Why is the field inventory useful for auditing at all?
Because the most common audit failure is checking submissions against a wrong or outdated field name. The inventory gives you the form's real field names and types, straight from the PDF, so your completeness checks always target fields that actually exist. It also surfaces every interactive field — including hidden ones easy to miss in a reader.
Can it confirm whether a form was signed?
It can tell you a signature field exists (it appears as PDFSignature in the inventory), but it can't tell you whether that field is actually signed or whether the signature is valid. To verify signing, use PDF Signature Verify.
Can I audit many submissions automatically?
The tool itself reads one file per run and returns structure, not data. For automation, extract the inventory once to establish the baseline, then run a value-reading step over each submission keyed by the inventory's field names and flag incompletes programmatically. The inventory is the contract your automation checks against.
What about digitally signed PDF forms?
Their fields inventory normally fine because the engine loads with encryption ignored. The signature field shows as PDFSignature. Whether it's actually signed and valid is a separate check — use PDF Signature Verify for that.
What if a submission returns no fields?
An empty inventory means no interactive AcroForm fields — the submission was likely flattened, scanned, or pure-XFA. For flattened/scanned files, audit the visible content via PDF to Text or PDF OCR rather than the field layer.
Will hidden or conditional fields show up?
Yes. Every interactive field is enumerated, including hidden and conditional ones. That's helpful for a thorough audit, but you decide per field whether it's in scope — some conditional fields are legitimately empty when their branch wasn't triggered.
Should I include buttons in my checklist?
No. PDFButton fields are actions (submit/reset), not data. Exclude them from your required-field checklist so the audit only measures real inputs.
Can I export the inventory as CSV?
No — the output is a JSON array, downloaded as a .json file. Convert it to a checklist or spreadsheet downstream if you prefer that format for the audit.
Is the submitted form data uploaded?
No. Parsing runs entirely in your browser via pdf-lib; submitted forms never reach a server. The result panel shows '0 bytes uploaded'. Only an anonymous usage counter is recorded when you're signed in — relevant when auditing forms containing personal data.

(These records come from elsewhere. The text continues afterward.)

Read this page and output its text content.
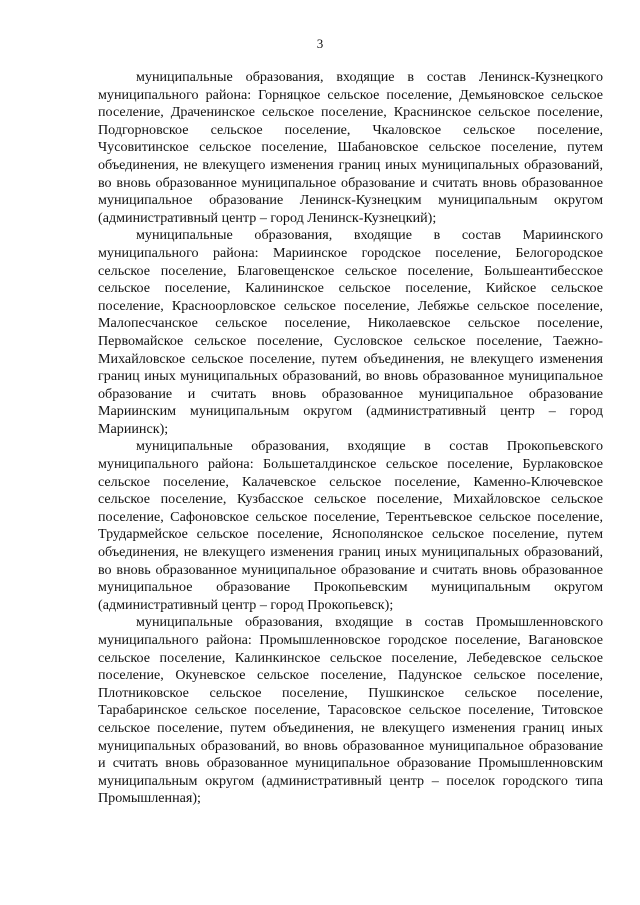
3

муниципальные образования, входящие в состав Ленинск-Кузнецкого муниципального района: Горняцкое сельское поселение, Демьяновское сельское поселение, Драченинское сельское поселение, Краснинское сельское поселение, Подгорновское сельское поселение, Чкаловское сельское поселение, Чусовитинское сельское поселение, Шабановское сельское поселение, путем объединения, не влекущего изменения границ иных муниципальных образований, во вновь образованное муниципальное образование и считать вновь образованное муниципальное образование Ленинск-Кузнецким муниципальным округом (административный центр – город Ленинск-Кузнецкий);

муниципальные образования, входящие в состав Мариинского муниципального района: Мариинское городское поселение, Белогородское сельское поселение, Благовещенское сельское поселение, Большеантибесское сельское поселение, Калининское сельское поселение, Кийское сельское поселение, Красноорловское сельское поселение, Лебяжье сельское поселение, Малопесчанское сельское поселение, Николаевское сельское поселение, Первомайское сельское поселение, Сусловское сельское поселение, Таежно-Михайловское сельское поселение, путем объединения, не влекущего изменения границ иных муниципальных образований, во вновь образованное муниципальное образование и считать вновь образованное муниципальное образование Мариинским муниципальным округом (административный центр – город Мариинск);

муниципальные образования, входящие в состав Прокопьевского муниципального района: Большеталдинское сельское поселение, Бурлаковское сельское поселение, Калачевское сельское поселение, Каменно-Ключевское сельское поселение, Кузбасское сельское поселение, Михайловское сельское поселение, Сафоновское сельское поселение, Терентьевское сельское поселение, Трудармейское сельское поселение, Яснополянское сельское поселение, путем объединения, не влекущего изменения границ иных муниципальных образований, во вновь образованное муниципальное образование и считать вновь образованное муниципальное образование Прокопьевским муниципальным округом (административный центр – город Прокопьевск);

муниципальные образования, входящие в состав Промышленновского муниципального района: Промышленновское городское поселение, Вагановское сельское поселение, Калинкинское сельское поселение, Лебедевское сельское поселение, Окуневское сельское поселение, Падунское сельское поселение, Плотниковское сельское поселение, Пушкинское сельское поселение, Тарабаринское сельское поселение, Тарасовское сельское поселение, Титовское сельское поселение, путем объединения, не влекущего изменения границ иных муниципальных образований, во вновь образованное муниципальное образование и считать вновь образованное муниципальное образование Промышленновским муниципальным округом (административный центр – поселок городского типа Промышленная);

What are the file size and page limits?
Free tier accepts up to 2 MB and 50 pages per file; Pro raises that to 50 MB and 500 pages. Most form submissions sit well under the free limit; a heavily scanned or image-rich submission can exceed it.
Privacy first
All PDF processing runs locally in your browser using PDF-lib and pdf.js. No file is ever uploaded — only metadata counters are saved for signed-in dashboard stats.